Numa formulação mais simplificada, pode-se dizer que a pandectística, predisposta à sistematização e à afirmação da primazia do direito privado, centrado na idéia de direito subjetivo, exerceu determinante influência sobre a nascente “ciência” do processo, que por longos anos delineou o sistema processual centrado na teoria da ação,[16] coincidentemente um atributo ora do direito subjetivo, ora do sujeito de direitos.

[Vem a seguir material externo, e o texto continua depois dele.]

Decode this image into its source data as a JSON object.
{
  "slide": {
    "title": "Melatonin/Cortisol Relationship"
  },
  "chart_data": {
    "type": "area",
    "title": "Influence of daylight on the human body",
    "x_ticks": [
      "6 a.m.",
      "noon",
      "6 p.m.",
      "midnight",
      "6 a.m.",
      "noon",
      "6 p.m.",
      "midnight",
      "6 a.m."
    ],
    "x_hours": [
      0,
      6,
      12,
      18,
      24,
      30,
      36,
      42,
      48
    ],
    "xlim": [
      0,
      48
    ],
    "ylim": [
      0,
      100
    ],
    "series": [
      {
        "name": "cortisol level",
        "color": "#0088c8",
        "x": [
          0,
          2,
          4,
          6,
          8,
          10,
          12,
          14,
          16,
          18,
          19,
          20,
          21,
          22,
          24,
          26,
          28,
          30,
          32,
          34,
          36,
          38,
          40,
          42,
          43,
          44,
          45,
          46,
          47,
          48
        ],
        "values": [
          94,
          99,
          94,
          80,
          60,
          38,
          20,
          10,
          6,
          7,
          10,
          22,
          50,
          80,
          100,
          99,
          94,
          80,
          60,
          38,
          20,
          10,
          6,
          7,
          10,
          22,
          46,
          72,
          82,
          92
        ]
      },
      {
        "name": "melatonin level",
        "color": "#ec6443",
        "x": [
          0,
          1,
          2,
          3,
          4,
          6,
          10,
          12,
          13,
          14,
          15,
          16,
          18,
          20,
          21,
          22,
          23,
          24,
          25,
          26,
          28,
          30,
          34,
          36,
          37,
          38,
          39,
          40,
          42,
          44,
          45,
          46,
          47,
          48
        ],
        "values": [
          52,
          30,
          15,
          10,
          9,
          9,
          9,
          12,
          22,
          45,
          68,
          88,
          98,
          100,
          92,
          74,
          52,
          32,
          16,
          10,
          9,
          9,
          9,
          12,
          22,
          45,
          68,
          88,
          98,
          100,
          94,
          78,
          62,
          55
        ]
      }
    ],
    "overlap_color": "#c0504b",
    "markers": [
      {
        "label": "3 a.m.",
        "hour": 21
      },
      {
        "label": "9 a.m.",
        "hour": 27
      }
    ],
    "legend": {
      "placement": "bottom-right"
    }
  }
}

3. Vinculações materias da actio e da ação

Nessa vasta influência exercida pela pandectística e na tradição romana por ela afirmada, a actio se fez estreitamente vinculada ao direito subjetivo material, ora com o mesmo se identificando, ora da lesão do mesmo decorrendo. E tal marca se manteve presente, em maior ou menor grau, nas diversas concepções da ação. E expressamente isso o que se buscará ressaltar, notadamente nas concepções imanentista e concreta da ação, porquanto o que, em linhas gerais costuma-se ter por pandectismo no processo civil é, segundo DENTI, a aplicação no “direito público [d]a ordem conceitual elaborada pela pandetística para o direito romano”[17]; ou seja, algo que não refoge ao estigma lançado por SPERL, já em 1927 – mas hoje revisitado pela vaga instrumentalista – ao assinar que os fenômenos processuais estivessem “incastrados a força nas categorias do direito civil e, assim violentados e deformados, perderam os seus caracteres peculiares” e que “os velhos conceitos, que falseiam a verdade e ocultam a verdadeira natureza dos fenômenos processuais, tenham restado a esses atados”, de modo a ser demandado “bastante tempo e muito trabalho para tornar o direito processual plenamente independente e [para] levá-lo ao estado de coordenação orgânica dos outros campos do direito”.[18]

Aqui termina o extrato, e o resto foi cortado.